Le patron a pris position sur la question de la dette française.

Le 8 septembre prochain, le Premier ministre François Bayrou sollicitera un vote de confiance de l’Assemblée nationale en prévision du prochain budget. Dans sa communication, ce dernier multiplie les messages concernant la dette française et l’état des finances publiques.

Cela n’a pas échappé à Michel-Édouard Leclerc, président du comité stratégique du leader français des supermarchés E.Leclerc, qui a commenté cette actualité lors de son passage au JT de 20h de France 2 ce lundi 1er septembre.

« Utilisons l’argent des riches »

Le dirigeant déplore la « dramaturgie » autour de ce sujet de la part du gouvernement. Il ajoute : « Personne ne parle de croissance (…) la meilleure manière de rembourser une dette, c’est d’aller chercher du chiffre d’affaires, c’est d’aller chercher de la croissance ». Et ce dernier d’asséner : « Ce n’est pas la peur qui va mobiliser les Français ».

Il a rappelé au passage que 10 millions de personnes vivent sous le seuil de pauvreté en France. Dans ce contexte économique et social tourmenté : « l’illisibilité, les effets d’annonce, aussi bien des parlementaires que du gouvernement, accroissent cette anxiété ».

D’après lui, la principale menace qui pèse sur la France ne vient pas des financiers, mais d’une possible baisse de la consommation qui viendrait à son tour freiner la croissance française et impacter l’économie tricolore.
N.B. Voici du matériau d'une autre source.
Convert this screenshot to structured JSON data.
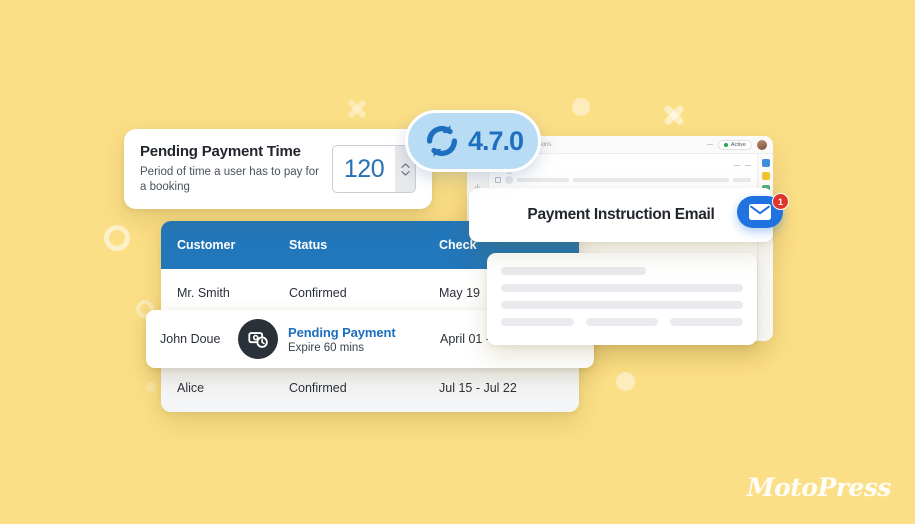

Michel-Édouard Leclerc a par ailleurs prôné un investissement dans les services publics : « Utilisons l’argent des riches, créons un fonds souverain. Il y a des actifs à la clé, ce n’est pas grave de faire de la dette pour financer des actifs ».

Michel-Édouard Leclerc, un patron très politique

Pour rappel, Michel-Édouard Leclerc a pris l’habitude de commenter l’actualité économique et politique française, si bien que certains lui prêtent des intentions pour l’élection présidentielle de 2027, même s’il a de nouveau nié cette idée lors de sa dernière intervention.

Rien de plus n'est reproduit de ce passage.